Whenever I read something like, “no amount of empirical evidence (or logic) can prove a scientific claim,” I have to wonder if the writer knows anything at all about science. Does he believe the circulation of the blood is still in doubt, that anesthesia might not work, that wireless communication is not certainly possible, that geostationary communication satellites are only a hypothesis, or that science is still waiting for more evidence that lased light is possible?

I’m not sure what prompts philosophers to embrace extreme skepticism about science, unless it is their experience with their own discipline, about which I am extremely skeptical myself. I do know all the arguments for such doubt are spurious.

Popper’s absurd argument, “… that it only takes one black swan to prove that the proposition ‘all swans are white’ is false,” is wrong ontologically and epistemologically. Ontologically there are only individual entities. There is no ontological “swanness.” There are no ontological essences.

“Swan,” is only a word which represents a concept. A concept is an identification of an existent (if it is a particular concept) or a class or category of existents (if it is a universal concept). What existents a concept identifies is specified by the concept’s definition.

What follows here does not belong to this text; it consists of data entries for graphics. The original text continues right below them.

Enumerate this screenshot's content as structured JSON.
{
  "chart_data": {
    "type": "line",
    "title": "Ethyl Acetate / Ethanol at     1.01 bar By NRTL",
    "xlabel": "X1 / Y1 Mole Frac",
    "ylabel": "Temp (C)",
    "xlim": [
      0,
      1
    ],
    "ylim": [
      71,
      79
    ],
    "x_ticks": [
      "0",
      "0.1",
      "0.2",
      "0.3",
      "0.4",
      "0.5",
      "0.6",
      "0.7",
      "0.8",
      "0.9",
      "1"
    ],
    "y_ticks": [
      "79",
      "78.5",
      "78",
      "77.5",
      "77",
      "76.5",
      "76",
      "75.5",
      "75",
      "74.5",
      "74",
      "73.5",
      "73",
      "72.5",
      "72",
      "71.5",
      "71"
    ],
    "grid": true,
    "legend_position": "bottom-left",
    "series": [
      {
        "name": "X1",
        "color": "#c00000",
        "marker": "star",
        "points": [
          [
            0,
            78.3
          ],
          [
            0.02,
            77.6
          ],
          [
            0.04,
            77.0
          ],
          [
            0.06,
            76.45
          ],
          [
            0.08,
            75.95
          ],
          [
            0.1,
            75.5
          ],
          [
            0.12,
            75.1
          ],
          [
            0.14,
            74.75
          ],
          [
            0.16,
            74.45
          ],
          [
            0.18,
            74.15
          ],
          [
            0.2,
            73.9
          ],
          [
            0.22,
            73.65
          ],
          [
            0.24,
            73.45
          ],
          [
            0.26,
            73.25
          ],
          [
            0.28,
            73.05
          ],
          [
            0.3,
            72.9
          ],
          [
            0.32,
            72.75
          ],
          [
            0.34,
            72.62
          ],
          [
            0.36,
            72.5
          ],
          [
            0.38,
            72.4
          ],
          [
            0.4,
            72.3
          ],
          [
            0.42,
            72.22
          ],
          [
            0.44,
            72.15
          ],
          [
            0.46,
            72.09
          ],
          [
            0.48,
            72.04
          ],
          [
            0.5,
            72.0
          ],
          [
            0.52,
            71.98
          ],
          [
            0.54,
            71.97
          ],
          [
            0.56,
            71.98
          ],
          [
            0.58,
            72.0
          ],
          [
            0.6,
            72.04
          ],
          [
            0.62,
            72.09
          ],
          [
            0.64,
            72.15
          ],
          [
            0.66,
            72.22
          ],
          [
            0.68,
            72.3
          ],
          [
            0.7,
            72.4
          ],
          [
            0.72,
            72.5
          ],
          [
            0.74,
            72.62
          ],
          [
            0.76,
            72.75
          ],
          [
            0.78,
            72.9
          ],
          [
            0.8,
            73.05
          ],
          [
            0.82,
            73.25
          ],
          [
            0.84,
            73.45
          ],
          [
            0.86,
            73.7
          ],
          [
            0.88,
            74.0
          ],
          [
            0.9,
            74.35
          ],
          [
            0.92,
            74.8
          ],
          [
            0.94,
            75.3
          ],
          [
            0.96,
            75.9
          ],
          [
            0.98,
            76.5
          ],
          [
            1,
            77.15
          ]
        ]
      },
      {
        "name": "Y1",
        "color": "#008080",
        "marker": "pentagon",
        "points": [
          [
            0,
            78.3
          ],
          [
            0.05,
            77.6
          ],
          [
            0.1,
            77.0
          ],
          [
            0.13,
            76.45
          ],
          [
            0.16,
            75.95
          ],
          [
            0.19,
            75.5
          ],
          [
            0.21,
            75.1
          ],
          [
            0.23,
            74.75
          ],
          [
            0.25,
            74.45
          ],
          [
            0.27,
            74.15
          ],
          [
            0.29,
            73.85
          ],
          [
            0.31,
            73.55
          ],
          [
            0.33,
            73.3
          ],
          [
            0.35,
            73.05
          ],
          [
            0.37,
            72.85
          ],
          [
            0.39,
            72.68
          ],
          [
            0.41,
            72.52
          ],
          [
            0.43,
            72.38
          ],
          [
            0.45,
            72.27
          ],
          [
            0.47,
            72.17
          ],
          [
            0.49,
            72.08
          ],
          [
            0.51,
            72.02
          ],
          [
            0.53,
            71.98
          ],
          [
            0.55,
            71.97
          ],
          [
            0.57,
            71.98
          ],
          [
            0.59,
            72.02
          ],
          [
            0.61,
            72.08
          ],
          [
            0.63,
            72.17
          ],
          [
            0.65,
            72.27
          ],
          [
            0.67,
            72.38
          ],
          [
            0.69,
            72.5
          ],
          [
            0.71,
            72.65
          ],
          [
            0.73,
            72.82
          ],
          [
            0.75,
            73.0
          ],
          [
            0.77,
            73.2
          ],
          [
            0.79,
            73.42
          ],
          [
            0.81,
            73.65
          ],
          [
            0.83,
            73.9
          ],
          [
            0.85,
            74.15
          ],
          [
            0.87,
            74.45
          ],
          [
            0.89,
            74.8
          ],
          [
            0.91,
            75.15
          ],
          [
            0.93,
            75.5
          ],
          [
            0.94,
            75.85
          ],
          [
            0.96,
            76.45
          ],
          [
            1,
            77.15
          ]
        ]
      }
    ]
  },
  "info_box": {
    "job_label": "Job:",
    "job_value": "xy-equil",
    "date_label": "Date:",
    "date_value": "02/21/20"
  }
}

The definition of the concept, swan, might be, “large white water birds with graceful necks.”

If that is the definition, the proposition, ‘all swans are white,’ is true. If another bird is discovered with all the same attributes as swans, except for color, it is not a black swan, because swans by definition are white. The proposition, ‘all swans are white,’ is still true.

If the black birds are similar to swans in all other ways, one can either change the definition of swans to include black ones, or create an new concept for the black birds.

There is no epistemological or ontological principle that dictates how words must be defined. Epistemologically, the definition that best identifies existents and their relationships will be the most useful, but there is no authority determining that.

There is another wrong assumption implied by Popper’s mistake which is that science proceeds by means of “induction.” It does not. Nothing is established on the basis of many similar observations are made. A frequent observation might be the basis for further research, but scientific principles are established by the identification of the nature of existents, their attributes (qualities), behavior, and relationships. It would required the observation of only one swan to form the concept that identifies swans, which would be defined in terms of the attributes of that single swan. The concept would be valid if it were the only swan ever observed, or if it were only one of an indefinite number of additional observed swans. They would all be swans because they would have the same attributes, and therefore the same definition.

There is one more even worse issue, “falsification.” There is hardly any idea that could be more ignorant or destructive of science than the one that says, “science should commit itself to trying to prove its own theories wrong.” If that were true, scientists should be busy proving blood does not circulate, that anesthesia does not work, that wireless communication is impossible, that geostationary satellites have all fallen down and there is no such thing as lasers. The absurdity is obvious.

There is one case where the idea of falsification is useful and that pertains to hypotheses. No hypothesis is a legitimate hypothesis if there is no way to prove it false, if it is false. If there is no way to prove a hypothesis false, if it is, just anything can be put forth as a hypothesis, from miracles to little green men.

What most people do not realize is that falsification is actually a way of proving a hypothesis is true. Since there must be a way to test a hypothesis to determine if it is false, if it is, when the test is performed, if it fails to prove the hypothesis is false, it proves the hypothesis is true, because if it were false, the test would succeed in proving it. Most scientist will understand that. Apparently most philosophers do not.